Like a garden full of flowers...
You know, it's not easy to review perfumes sometimes... I get lost in the description and everything, and I don't always find the right words, but this one is just such a natural, peaceful smell for me. It's like standing in a summer garden full of beautiful flowers. I can't really describe it any better than that (but of course I'll try)!
Diptyque - Olène is inspired by gardens in the city of Venice, where jasmine grows along walled gardens. Personally, this strikes me more as a garden surrounded by nature, not buildings. The notes work together in such harmony that it feels like you're really there! Jasmine is the main note, but green, and supported by more "green" notes, but also some very intense florals (which I'm not good at describing), like Narcissus, Wisteria, Honeysuckle etc. But like I said, this just reminds me of sitting or standing in a garden absolutely full of all the heady, intoxicating flowers you can think of. It's very floral, but also green and sheer, and I have no problem wearing it in summer or in winter.
I think if you are someone who likes very natural smelling floral notes, or enjoy the smell of being in a garden, and working with plants, then you may fall in love with this one. How they managed to put all this in one bottle I have no idea... but it smells wonderful! Really lovely.
Olène is a big, heady, indolic jasmine, and whether or not it contains the night-scented species, it creates a profoundly nocturnal ambience. It’s a touch clearer, cooler, and drier that Serge Lutens’s À la Nuit, but it is a similarly weighty fragrance. As it ages on the skin Olène's indoles grow even more potent and prominent, without the honey and spice that season the jasmine in À la Nuit’s floral oriental context. In this regard Olène comes close to being a true soliflore, one of relatively few in modern perfumery.
As so many other Diptyque compositions, Olène is a relatively linear scent, sustaining its bold jasmine accord for hours before drying down to a musky, woody base. Olène is a potent fragrance: it projects well and leaves an ample cloud of sillage behind it. If you’re looking for a straightforward jasmine scent, I recommend you give Olène a try.
Indoles- it took me some time to train in recognizing indoles.
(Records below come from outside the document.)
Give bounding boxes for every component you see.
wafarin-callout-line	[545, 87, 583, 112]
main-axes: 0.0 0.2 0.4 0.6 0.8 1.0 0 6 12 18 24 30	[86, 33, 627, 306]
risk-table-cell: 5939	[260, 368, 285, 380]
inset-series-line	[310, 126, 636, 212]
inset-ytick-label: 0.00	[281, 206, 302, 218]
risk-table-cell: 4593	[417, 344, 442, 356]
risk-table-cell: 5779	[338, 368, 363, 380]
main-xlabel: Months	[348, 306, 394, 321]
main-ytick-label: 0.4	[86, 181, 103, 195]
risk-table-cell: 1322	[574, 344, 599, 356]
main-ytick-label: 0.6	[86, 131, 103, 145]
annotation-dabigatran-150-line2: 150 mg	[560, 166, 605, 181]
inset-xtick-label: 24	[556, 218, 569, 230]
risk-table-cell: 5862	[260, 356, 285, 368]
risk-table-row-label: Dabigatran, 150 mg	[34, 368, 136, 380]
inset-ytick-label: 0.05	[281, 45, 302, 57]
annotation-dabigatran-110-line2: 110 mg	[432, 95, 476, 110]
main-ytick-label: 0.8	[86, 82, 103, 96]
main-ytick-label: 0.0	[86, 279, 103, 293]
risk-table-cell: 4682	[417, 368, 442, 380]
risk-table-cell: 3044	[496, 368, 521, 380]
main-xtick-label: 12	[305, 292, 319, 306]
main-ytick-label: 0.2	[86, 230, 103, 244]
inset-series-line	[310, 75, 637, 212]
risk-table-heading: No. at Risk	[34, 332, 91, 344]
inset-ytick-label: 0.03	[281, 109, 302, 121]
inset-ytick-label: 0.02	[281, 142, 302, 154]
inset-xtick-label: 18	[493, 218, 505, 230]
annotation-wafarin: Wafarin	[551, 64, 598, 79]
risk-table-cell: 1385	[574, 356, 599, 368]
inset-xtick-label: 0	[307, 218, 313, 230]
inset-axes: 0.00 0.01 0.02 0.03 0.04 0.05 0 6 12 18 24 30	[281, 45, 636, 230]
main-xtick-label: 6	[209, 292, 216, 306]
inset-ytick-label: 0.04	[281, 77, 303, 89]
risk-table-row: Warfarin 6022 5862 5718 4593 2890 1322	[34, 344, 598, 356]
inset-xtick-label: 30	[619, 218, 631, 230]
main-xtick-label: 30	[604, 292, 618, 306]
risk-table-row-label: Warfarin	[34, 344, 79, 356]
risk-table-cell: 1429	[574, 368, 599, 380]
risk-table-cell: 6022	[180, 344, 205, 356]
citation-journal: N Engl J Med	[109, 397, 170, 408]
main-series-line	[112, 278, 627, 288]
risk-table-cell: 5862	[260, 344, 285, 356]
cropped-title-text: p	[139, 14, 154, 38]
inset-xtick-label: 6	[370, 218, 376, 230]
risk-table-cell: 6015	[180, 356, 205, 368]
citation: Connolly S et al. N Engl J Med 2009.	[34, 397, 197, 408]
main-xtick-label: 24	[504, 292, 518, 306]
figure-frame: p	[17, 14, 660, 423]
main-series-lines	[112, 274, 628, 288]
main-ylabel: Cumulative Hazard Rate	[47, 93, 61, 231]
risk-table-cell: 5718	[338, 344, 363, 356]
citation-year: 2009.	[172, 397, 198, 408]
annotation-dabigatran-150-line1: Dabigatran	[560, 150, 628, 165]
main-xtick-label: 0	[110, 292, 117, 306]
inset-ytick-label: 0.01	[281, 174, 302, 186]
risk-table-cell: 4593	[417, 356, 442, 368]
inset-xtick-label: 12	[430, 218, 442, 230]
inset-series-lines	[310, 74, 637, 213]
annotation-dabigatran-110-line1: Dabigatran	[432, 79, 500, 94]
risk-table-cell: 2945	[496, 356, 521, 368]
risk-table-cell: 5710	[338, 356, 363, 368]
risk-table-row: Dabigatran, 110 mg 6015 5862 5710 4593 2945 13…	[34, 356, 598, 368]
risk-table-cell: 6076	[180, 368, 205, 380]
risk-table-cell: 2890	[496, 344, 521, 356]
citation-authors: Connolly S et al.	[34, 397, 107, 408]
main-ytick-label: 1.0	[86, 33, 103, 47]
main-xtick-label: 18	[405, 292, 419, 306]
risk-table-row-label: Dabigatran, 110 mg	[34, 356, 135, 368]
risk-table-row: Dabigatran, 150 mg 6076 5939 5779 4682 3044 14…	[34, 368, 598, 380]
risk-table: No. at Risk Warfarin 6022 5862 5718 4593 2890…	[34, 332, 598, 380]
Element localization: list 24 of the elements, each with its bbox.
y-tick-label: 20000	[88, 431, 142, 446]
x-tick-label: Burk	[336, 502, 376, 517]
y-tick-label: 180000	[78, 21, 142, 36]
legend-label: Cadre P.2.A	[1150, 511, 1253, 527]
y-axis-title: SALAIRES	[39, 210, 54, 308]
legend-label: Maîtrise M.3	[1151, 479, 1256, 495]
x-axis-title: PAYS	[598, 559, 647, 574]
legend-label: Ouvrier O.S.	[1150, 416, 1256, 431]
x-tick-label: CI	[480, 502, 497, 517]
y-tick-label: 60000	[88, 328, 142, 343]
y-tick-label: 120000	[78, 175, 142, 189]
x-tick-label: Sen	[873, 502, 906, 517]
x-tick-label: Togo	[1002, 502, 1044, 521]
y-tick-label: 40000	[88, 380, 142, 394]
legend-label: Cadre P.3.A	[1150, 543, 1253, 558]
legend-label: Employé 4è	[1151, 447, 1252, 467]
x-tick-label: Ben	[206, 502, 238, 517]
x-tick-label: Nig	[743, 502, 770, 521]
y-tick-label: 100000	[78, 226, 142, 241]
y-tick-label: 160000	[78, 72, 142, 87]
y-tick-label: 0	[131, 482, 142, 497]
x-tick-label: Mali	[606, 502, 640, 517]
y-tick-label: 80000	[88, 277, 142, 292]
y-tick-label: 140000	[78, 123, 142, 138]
Not the generic "bad smell" some people invoke, nor the "faecal when concentrated and floral when diluted" as my Organic Chemistry textbook at University stated. As anybody who has smelt them in pureness can tell, indoles smell like naphtalene- not camphor, less subtle and minty and fresh, more gray green, more oppressive and sharp, with a certain bitter inkiness that justifies the comparison with some aromatic components of faeces. I had my initiation to indoles with a lemon flower, then under a wisteria branch, now I can recognize it pretty well even in flowers where other components add to complexity- jasmine, for example. The opening of Olène is a long lasting blast of indoles- Luca Turin says something about their masterly balanced dose in this fragrance. Tiny bubbles of pungent green bitterness covering a straightforward, radiant jasmine. The evolution of the fragrance is quite negligible, only becoming slightly soapy and musky in the drydown, while its projection and sillage are both good (Review based on a sample)
I fell instantly in love with this beauty over in the Jasmin Sniff-Fest thread and it's already on order. It smells like a solifore, the luxurious, narcotic Jasmine main note supported by something green, and some kind of musk. Specifically: top is narcissus and honeysuckle; mid is wisteria and jasmine; base is green notes and white flowers. They don't list it, but there's gotta be a musk in there. I'd bet my nose on it. The overall effect is at once sultry, clean and uplifting, as if while out walking on a summer's day you suddenly encounter the one you'll marry. The attachment is instant and effortless. That's Olène. Must compare her to another,mJasmine soliflore that I find myself returning to again and again, Demeter's Jasmine. Similarly hypnotic, Olène is a tad more floral and Demeter a tad more green. Both lure and hold the nose in rapture.
Jasmine and tuberose heavyweight. In terms of development this is straight as an arrow. Serge Lutens' murkier, less glaring jasmine soliflore, A La Nuit, is engrossing in a way that Olène struggles to be.
Olene is one of my favorite perfumes for summer, I notice in some reviews that people think it's strong and cloying, I don't agree at all it's the best jasmine perfume for me, I think it's very fresh.
I can't stand A la nuit by Serge Lutens and agree with Tania Sanches that it's "death by Jasmine". If you have a chance to compare them you will see what I mean.